Le argomentazioni contenute nei numerosi precedenti in precedenza richiamati, alle quali può farsi integrale rinvio – e che costituiscono, come già osservato, indirizzo ormai consolidato di questa Corte – risultano d’altronde idonee a superare anche tutti gli argomenti contrari esposti nella memoria depositata dai ricorrenti ai sensi dell’art. 380 bis.1 c.p.c..

L’infondatezza nel merito delle pretese degli attori assorbe infine ogni questione relativa alla legittimazione passiva degli enti convenuti in giudizio.

2. Il ricorso è rigettato.

Nulla è a dirsi in ordine alle spese del giudizio, non avendo gli intimati svolto attività difensiva.
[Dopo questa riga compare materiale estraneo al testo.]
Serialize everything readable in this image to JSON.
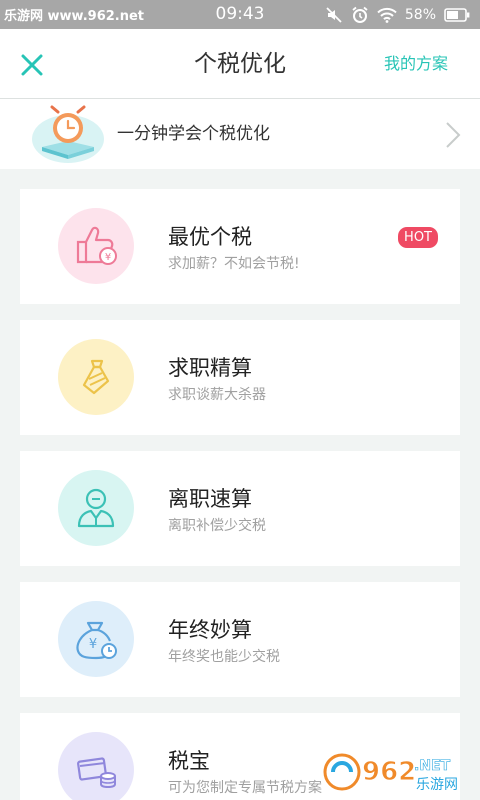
{
  "status_bar": {
    "site_label": "乐游网 www.962.net",
    "time": "09:43",
    "battery": "58%"
  },
  "nav": {
    "title": "个税优化",
    "right_link": "我的方案",
    "accent_color": "#27c4b6"
  },
  "banner": {
    "text": "一分钟学会个税优化"
  },
  "cards": [
    {
      "title": "最优个税",
      "subtitle": "求加薪？不如会节税!",
      "badge": "HOT",
      "icon": "thumbs-up-icon",
      "circle_color": "#fde3ec",
      "icon_color": "#ee7a97"
    },
    {
      "title": "求职精算",
      "subtitle": "求职谈薪大杀器",
      "icon": "tie-icon",
      "circle_color": "#fdf1c5",
      "icon_color": "#ecc34a"
    },
    {
      "title": "离职速算",
      "subtitle": "离职补偿少交税",
      "icon": "person-icon",
      "circle_color": "#d8f5f2",
      "icon_color": "#3cc1b6"
    },
    {
      "title": "年终妙算",
      "subtitle": "年终奖也能少交税",
      "icon": "money-bag-icon",
      "circle_color": "#deeefa",
      "icon_color": "#5ba3dc"
    },
    {
      "title": "税宝",
      "subtitle": "可为您制定专属节税方案",
      "icon": "wallet-icon",
      "circle_color": "#e7e5fa",
      "icon_color": "#8f87dc"
    }
  ],
  "watermark": {
    "text": "962",
    "suffix": ".NET",
    "label": "乐游网"
  }
}
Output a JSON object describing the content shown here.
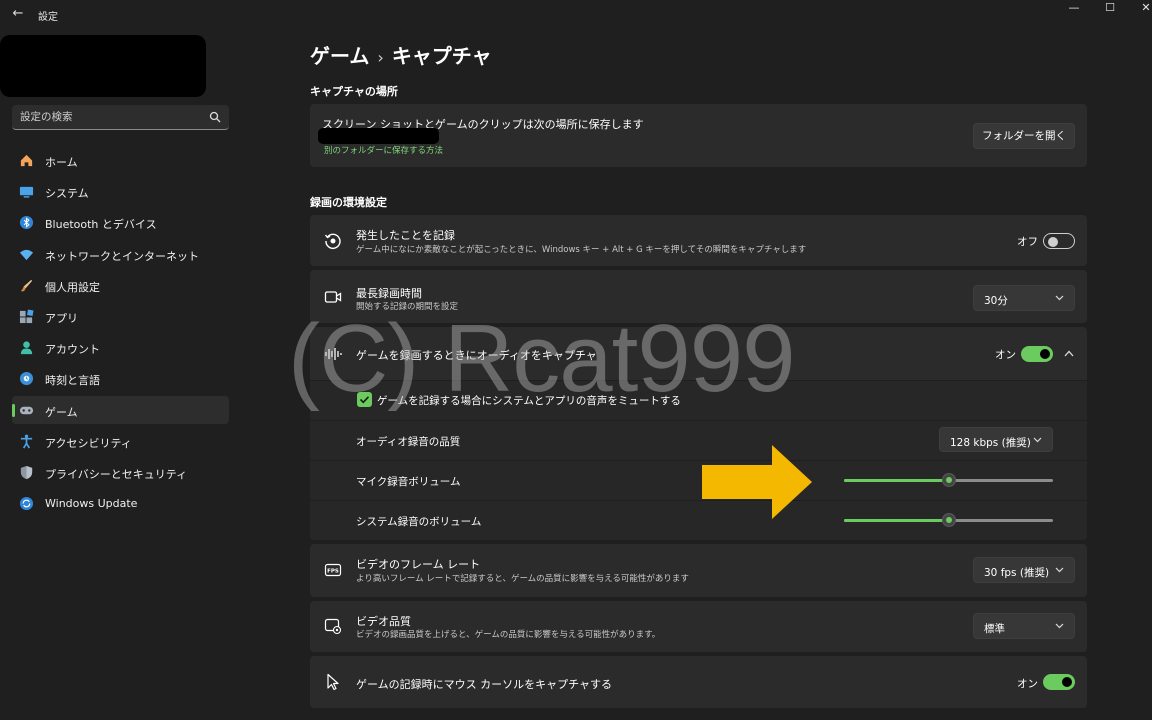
{
  "window": {
    "title": "設定",
    "back_glyph": "←",
    "min_glyph": "—",
    "max_glyph": "☐",
    "close_glyph": "✕"
  },
  "sidebar": {
    "search_placeholder": "設定の検索",
    "items": [
      {
        "label": "ホーム",
        "icon": "home-icon"
      },
      {
        "label": "システム",
        "icon": "system-icon"
      },
      {
        "label": "Bluetooth とデバイス",
        "icon": "bluetooth-icon"
      },
      {
        "label": "ネットワークとインターネット",
        "icon": "wifi-icon"
      },
      {
        "label": "個人用設定",
        "icon": "brush-icon"
      },
      {
        "label": "アプリ",
        "icon": "apps-icon"
      },
      {
        "label": "アカウント",
        "icon": "account-icon"
      },
      {
        "label": "時刻と言語",
        "icon": "globe-icon"
      },
      {
        "label": "ゲーム",
        "icon": "gamepad-icon",
        "active": true
      },
      {
        "label": "アクセシビリティ",
        "icon": "accessibility-icon"
      },
      {
        "label": "プライバシーとセキュリティ",
        "icon": "shield-icon"
      },
      {
        "label": "Windows Update",
        "icon": "update-icon"
      }
    ]
  },
  "breadcrumb": {
    "parent": "ゲーム",
    "separator": "›",
    "current": "キャプチャ"
  },
  "capture_location": {
    "heading": "キャプチャの場所",
    "title": "スクリーン ショットとゲームのクリップは次の場所に保存します",
    "link": "別のフォルダーに保存する方法",
    "button": "フォルダーを開く"
  },
  "recording": {
    "heading": "録画の環境設定",
    "record_what_happened": {
      "title": "発生したことを記録",
      "subtitle": "ゲーム中になにか素敵なことが起こったときに、Windows キー + Alt + G キーを押してその瞬間をキャプチャします",
      "state_label": "オフ",
      "on": false
    },
    "max_duration": {
      "title": "最長録画時間",
      "subtitle": "開始する記録の期間を設定",
      "value": "30分"
    },
    "audio_capture": {
      "title": "ゲームを録画するときにオーディオをキャプチャ",
      "state_label": "オン",
      "on": true,
      "mute_option": {
        "label": "ゲームを記録する場合にシステムとアプリの音声をミュートする",
        "checked": true
      },
      "audio_quality": {
        "label": "オーディオ録音の品質",
        "value": "128 kbps (推奨)"
      },
      "mic_volume": {
        "label": "マイク録音ボリューム",
        "level": 0.5
      },
      "system_volume": {
        "label": "システム録音のボリューム",
        "level": 0.5
      }
    },
    "frame_rate": {
      "title": "ビデオのフレーム レート",
      "subtitle": "より高いフレーム レートで記録すると、ゲームの品質に影響を与える可能性があります",
      "value": "30 fps (推奨)"
    },
    "video_quality": {
      "title": "ビデオ品質",
      "subtitle": "ビデオの録画品質を上げると、ゲームの品質に影響を与える可能性があります。",
      "value": "標準"
    },
    "mouse_cursor": {
      "title": "ゲームの記録時にマウス カーソルをキャプチャする",
      "state_label": "オン",
      "on": true
    }
  },
  "watermark": "(C) Rcat999",
  "colors": {
    "accent": "#6ccb5f",
    "background": "#1f1f1f",
    "card": "#2b2b2b",
    "arrow": "#f5b800"
  }
}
Deve darsi atto della sussistenza dei presupposti processuali (rigetto, ovvero dichiarazione di inammissibilità o improcedibilità dell’impugnazione) di cui al D.P.R. 30 maggio 2002, n. 115, art. 13, comma 1 quater, introdotto dalla L. 24 dicembre 2012, n. 228, art. 1, comma 17.

PQM

La Corte:

– rigetta il ricorso;

– nulla per le spese.

Si dà atto della sussistenza dei presupposti processuali (rigetto, ovvero dichiarazione di inammissibilità o improcedibilità dell’impugnazione) di cui al D.P.R. 30 maggio 2002, n. 115, art. 13, comma 1 quater, inserito dalla L. 24 dicembre 2012, n. 228, art. 1, comma 17, per il versamento, da parte dei ricorrenti, dell’ulteriore importo a titolo di contributo unificato pari a quello dovuto per il ricorso (se dovuto e nei limiti in cui lo stesso sia dovuto), a norma dello stesso art. 13, art. 1, comma 17.

Così deciso in Roma, il 15 febbraio 2019.